Why it is done that way: We wanted to prevent the creation of too many files/directories in one subdirectory, i.e. that's why we wanted the uid to be the last directory instance

The uid being currently always the user running the daemon, that is a bug and needs to be fixed - agreed.

Commenting on Matt's message that arrived while I was typing this message: /tmp/condorLocks is *not* hard-coded. It takes first into accout the TMP_DIR or TEMP_DIR config entries.

-- Cathrin


On 12/17/2010 09:54 AM, Brian Bockelman wrote:
Hi folks,

Can someone explain the new-style locking to me (or at least point me to the design document)?  I just upgraded to a bleeding-edge Condor and new-style locking started to be used for the first time.

I saw lots of files being created in /tmp/condorLocks (which is inappropriate, that's what /var/lock/condor is for).  Inside it, there are hundreds of files (after running the schedd for a few minutes, 2000+ total entries in the directory tree) and a lot of directories.  The files are owned by many users and the directories (again, owned by many users) are world-writeable.

Note - it would be very helpful if you could organize the locks by owner, instead of having an apparently random scheme.  The semantics are probably identical, but it'll help sysadmins understand what's happening.

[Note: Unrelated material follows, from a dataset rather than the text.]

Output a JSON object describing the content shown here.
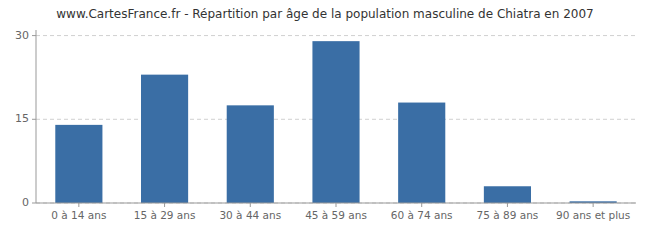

I see a lot of errors in the ScheddLog along the lines of this:

12/17/10 09:45:11 (pid:5168) directory_util::rec_touch_file: File /tmp/condorLocks/29/85/0/285458.lockc cannot be created (Permission denied)
12/17/10 09:45:11 (pid:5168) directory_util::rec_touch_file: File /tmp/condorLocks/29/85/0/285458.lockc cannot be created (Permission denied)
12/17/10 09:45:11 (pid:5168) FileLock::FileLock: File locks cannot be created on local disk - will fall back on locking the actual file.
12/17/10 09:45:11 (pid:5168) Warning: Failed to open event rotation lock file /var/log/condor/EventLog.lock: 13 (Permission denied)

I don't know what EUID is being used to create the lock file, so I don't know whether the Permission Denied errors are appropriate.  The EventLog.lock issues aren't new, but the directory_util::rec_touch_file lines are new.  I think the EventLog.lock has always been rotated with the wrong permissions in the most recent versions of Condor.

So, there's lots of things happening, quite a few errors in the logs, but it appears the system is working.  I would appreciate whatever background folks can provide.